Égale ne veut pas dire identique !
Comment croire une seconde que l’homme et la femme soient identiques ? Bien sûr que non ! Maintenant, qu’est-ce qui fait cette différence… génétique ou éducation ? Je dirais les deux. Car si les petits garçons tapent dans le ballon pendant que les petites filles jouent à la poupée, il y a fort à parier que ni la génétique seule, ni l’éducation seule, n’en soit l’unique cause.
Mais est-ce une raison pour ne pas se battre pour l’égalité ? Car, au-delà des préférences propres à chacun, si une femme veut devenir footballeuse professionnelle ou un homme assistant maternel, il est un devoir pour la société de leur laisser la chance d’y parvenir.
. Qu’est-ce qui pourrait rendre notre rapport à l’autre plus sain ?
Pouvoir parler librement de sexualité, par exemple. Se sentir libre d’exprimer ses fantasmes sans peur d’être jugé.

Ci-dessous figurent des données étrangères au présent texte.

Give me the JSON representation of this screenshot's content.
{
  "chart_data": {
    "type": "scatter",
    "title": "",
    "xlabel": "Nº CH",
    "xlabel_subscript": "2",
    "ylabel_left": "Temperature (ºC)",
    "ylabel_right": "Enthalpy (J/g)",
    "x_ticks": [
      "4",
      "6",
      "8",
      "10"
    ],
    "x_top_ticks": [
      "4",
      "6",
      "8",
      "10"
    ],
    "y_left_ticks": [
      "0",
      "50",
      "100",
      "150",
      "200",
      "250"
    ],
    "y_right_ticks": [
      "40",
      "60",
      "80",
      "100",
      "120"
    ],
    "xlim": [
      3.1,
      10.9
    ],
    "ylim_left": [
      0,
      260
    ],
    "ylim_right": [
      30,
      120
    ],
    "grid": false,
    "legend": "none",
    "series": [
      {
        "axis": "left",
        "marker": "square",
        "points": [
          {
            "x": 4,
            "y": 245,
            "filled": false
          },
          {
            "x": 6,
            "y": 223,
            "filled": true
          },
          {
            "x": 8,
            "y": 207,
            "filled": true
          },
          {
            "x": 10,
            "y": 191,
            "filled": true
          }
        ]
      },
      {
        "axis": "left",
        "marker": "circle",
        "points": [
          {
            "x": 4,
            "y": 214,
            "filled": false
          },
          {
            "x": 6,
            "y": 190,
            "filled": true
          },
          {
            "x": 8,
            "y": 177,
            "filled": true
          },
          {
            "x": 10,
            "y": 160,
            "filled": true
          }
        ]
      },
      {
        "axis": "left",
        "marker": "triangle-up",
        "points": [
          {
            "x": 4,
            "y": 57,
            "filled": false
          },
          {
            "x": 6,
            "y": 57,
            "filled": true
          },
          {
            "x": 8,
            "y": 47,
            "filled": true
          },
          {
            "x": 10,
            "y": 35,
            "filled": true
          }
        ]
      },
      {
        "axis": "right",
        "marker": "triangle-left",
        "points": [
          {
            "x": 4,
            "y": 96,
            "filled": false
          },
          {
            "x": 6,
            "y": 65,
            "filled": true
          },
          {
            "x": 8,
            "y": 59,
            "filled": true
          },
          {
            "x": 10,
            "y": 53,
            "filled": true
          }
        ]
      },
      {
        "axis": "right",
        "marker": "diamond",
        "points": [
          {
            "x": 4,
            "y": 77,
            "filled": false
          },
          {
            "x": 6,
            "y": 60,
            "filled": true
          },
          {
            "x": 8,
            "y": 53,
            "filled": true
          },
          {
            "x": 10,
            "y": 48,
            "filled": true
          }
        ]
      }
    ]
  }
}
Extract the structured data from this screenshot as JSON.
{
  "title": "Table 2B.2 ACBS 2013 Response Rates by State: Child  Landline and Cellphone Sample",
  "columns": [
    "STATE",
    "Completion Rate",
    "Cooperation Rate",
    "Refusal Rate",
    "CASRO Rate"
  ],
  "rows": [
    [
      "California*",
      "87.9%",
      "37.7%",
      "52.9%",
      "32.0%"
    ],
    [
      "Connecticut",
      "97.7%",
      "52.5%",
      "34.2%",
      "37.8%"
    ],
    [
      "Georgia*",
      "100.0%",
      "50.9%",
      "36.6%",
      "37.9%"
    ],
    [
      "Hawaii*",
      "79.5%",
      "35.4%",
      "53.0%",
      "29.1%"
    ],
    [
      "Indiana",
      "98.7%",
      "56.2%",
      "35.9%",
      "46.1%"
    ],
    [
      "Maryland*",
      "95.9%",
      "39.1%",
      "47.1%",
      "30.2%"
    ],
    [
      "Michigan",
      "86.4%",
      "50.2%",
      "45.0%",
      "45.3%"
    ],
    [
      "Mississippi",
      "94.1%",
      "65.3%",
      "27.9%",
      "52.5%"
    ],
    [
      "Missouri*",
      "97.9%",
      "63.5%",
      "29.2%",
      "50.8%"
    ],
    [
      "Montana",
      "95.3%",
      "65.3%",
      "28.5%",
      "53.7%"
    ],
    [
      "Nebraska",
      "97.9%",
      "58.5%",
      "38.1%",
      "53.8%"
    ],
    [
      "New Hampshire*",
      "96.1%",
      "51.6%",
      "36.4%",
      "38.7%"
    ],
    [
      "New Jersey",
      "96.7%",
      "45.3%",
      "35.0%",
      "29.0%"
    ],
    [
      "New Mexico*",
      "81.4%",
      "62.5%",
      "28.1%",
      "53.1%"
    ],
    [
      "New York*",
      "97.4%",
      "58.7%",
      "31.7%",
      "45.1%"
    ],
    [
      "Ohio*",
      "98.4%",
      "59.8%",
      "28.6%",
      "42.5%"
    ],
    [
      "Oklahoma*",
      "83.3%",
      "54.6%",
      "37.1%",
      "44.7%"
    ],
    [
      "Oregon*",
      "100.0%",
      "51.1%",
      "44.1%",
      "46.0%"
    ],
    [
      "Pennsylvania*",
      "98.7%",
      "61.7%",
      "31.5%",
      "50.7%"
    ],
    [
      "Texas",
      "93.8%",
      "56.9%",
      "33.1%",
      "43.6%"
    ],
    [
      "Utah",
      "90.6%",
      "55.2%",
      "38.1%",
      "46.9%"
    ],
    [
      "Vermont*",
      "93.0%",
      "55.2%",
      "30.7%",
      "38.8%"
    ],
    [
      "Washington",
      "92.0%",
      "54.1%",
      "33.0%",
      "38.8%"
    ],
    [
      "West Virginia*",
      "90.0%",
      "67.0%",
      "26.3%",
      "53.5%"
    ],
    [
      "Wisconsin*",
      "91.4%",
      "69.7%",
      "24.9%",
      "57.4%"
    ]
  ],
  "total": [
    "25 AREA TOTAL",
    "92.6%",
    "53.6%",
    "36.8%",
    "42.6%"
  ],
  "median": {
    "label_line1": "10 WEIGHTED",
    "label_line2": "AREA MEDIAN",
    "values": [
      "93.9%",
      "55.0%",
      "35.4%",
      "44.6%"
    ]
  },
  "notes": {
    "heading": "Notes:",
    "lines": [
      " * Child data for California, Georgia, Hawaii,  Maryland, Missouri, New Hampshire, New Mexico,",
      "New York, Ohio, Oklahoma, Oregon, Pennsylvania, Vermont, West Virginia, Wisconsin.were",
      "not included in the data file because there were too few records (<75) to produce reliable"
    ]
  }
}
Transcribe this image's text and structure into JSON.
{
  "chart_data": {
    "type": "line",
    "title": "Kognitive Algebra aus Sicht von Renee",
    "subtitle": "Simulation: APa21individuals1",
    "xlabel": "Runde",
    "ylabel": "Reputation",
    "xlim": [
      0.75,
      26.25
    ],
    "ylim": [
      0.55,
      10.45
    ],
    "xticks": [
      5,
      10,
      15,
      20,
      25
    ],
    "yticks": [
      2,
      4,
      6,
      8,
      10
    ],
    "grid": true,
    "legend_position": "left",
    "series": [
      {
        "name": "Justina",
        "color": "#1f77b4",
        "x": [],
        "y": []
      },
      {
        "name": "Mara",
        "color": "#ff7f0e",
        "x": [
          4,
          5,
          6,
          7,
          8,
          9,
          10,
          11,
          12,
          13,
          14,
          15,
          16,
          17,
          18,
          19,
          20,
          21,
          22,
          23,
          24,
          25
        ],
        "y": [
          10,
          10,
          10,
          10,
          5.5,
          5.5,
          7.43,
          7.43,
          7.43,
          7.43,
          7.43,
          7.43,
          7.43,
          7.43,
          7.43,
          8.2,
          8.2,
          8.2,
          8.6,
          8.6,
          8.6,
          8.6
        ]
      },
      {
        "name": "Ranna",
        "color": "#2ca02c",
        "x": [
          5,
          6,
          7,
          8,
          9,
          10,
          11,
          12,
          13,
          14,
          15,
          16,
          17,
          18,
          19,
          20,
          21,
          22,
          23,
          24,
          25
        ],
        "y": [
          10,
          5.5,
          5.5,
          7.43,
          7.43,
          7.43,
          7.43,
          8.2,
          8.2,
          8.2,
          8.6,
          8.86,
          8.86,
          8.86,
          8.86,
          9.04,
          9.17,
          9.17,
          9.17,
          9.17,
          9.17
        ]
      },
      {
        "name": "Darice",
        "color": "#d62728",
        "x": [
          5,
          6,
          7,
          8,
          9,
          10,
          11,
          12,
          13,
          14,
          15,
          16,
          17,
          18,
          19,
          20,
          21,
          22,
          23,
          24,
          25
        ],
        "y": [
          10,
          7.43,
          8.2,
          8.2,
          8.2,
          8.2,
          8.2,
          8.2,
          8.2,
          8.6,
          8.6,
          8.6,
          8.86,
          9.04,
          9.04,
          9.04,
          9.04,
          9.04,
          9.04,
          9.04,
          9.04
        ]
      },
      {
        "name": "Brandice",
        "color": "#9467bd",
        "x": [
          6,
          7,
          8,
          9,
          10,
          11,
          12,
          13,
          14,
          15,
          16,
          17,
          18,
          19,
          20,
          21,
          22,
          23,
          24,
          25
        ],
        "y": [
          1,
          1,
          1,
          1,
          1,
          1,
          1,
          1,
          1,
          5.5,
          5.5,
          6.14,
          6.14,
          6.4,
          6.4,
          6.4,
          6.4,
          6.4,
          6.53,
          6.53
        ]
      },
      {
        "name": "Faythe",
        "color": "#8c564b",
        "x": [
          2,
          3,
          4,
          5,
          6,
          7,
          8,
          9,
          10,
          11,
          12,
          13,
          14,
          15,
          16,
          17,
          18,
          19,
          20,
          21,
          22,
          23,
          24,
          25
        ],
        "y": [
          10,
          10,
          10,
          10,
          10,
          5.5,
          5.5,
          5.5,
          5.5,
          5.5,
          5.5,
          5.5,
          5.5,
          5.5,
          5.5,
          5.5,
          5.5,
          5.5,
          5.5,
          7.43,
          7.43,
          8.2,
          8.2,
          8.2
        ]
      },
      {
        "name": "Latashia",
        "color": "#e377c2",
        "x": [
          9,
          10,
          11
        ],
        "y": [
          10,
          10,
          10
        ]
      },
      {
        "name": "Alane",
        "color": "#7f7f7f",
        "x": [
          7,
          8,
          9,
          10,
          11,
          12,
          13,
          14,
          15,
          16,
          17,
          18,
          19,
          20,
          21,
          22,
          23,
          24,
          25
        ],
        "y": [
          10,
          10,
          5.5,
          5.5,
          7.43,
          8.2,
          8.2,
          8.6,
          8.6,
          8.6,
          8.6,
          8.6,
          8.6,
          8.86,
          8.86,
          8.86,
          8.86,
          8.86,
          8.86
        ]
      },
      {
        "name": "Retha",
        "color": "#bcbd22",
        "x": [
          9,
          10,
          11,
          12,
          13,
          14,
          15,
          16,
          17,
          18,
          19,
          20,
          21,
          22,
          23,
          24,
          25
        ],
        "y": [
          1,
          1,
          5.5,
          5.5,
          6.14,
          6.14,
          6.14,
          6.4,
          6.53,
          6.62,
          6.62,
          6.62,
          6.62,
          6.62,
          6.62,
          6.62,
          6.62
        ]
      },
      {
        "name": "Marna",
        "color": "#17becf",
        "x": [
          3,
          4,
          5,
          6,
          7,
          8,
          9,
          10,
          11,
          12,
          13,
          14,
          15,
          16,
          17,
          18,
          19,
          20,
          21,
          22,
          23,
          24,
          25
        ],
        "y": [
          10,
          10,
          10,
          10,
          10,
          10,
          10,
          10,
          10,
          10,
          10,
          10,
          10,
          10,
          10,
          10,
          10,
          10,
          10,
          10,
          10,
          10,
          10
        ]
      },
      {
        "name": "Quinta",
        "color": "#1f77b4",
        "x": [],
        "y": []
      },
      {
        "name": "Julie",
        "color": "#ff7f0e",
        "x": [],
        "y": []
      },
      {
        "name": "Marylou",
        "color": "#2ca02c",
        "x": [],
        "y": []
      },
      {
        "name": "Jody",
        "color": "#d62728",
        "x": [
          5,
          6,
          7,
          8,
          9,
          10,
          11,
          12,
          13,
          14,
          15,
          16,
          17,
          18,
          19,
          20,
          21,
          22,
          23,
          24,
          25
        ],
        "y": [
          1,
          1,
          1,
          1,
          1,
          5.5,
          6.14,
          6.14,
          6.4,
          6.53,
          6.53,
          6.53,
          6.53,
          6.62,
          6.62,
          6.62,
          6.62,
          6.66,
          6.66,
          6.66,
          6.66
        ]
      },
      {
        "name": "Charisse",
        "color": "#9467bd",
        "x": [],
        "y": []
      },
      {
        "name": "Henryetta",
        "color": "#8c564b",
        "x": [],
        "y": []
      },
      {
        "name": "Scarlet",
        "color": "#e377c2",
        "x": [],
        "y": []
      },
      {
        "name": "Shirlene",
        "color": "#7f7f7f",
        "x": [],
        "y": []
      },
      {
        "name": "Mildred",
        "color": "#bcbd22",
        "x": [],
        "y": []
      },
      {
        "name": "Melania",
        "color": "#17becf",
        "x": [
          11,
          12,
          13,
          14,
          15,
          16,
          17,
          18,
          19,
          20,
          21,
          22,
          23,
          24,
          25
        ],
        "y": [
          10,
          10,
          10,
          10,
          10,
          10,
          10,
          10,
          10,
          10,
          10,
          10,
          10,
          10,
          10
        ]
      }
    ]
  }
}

Si j’écris sous couvert d’anonymat, c’est bien parce que, sinon, je ne me sentirais pas le courage d’écrire ne serait-ce que le quart de ce que j’écris là. Il est dommage de devoir se cacher pour fantasmer… alors que tout le monde fantasme. Nous ne nous cacherions alors plus derrière une fausse morale en carton-pâte, et pourrions assumer nos petites perversités comme autant de facettes de soi avec lesquelles on aime parfois jouer pour en retirer du plaisir.
. Quelle sexualité au quotidien ? Vie sage, de couple, abstinente, libertine ?
Simplement en couple (avec une femme). Je le précise, mais j’espère qu’en 2025 cela ne fait aucune différence.
Pour ce qui est des petites particularités de ma sexualité, sans aller jusqu’au BDSM, disons que j’ai quelques affinités avec les jeux de contraintes. Une corde ou des menottes, et je ne réponds plus de rien ! Bon, blague à part, je trouve que ce genre de jeux décuple le plaisir dans le lâcher prise et la frustration (mais pas trop de frustration quand même, hein ^^).
. Faut-il réaliser ses fantasmes ?
Bonne question !
Je pense qu’il y a autant de réponses que de fantasmes. Je sais que certains de mes fantasmes ne seront jamais réalisables, et que même s’ils l’étaient, ce n’est pas du tout dit que je prenne autant de plaisir que j’en ai eu à les imaginer.
Je pense qu’il est très agréable de réaliser de petits fantasmes, mais qu’il faut accepter de garder les plus lourds bien au chaud dans sa tête. C’est d’ailleurs la principale raison qui me pousse à écrire : vivre mes fantasmes sans limites.
. Un souvenir sexuel particulier à nous partager ? (Formidablement intense, ou au contraire incroyablement décevant)
Oh Oh ! Petit curieux !
Un des moments les plus sensuels qu’il m’ait été donné de vivre est mon premier contact charnel avec ma chérie. Je le raconte dans « Lieu de grâce », un texte que j’ai écrit sous une impulsion, à la suite d’une demande sur un forum. C’est là que je me suis rendu compte à quel point ce moment avait marqué mon corps… mon être… et ma vie.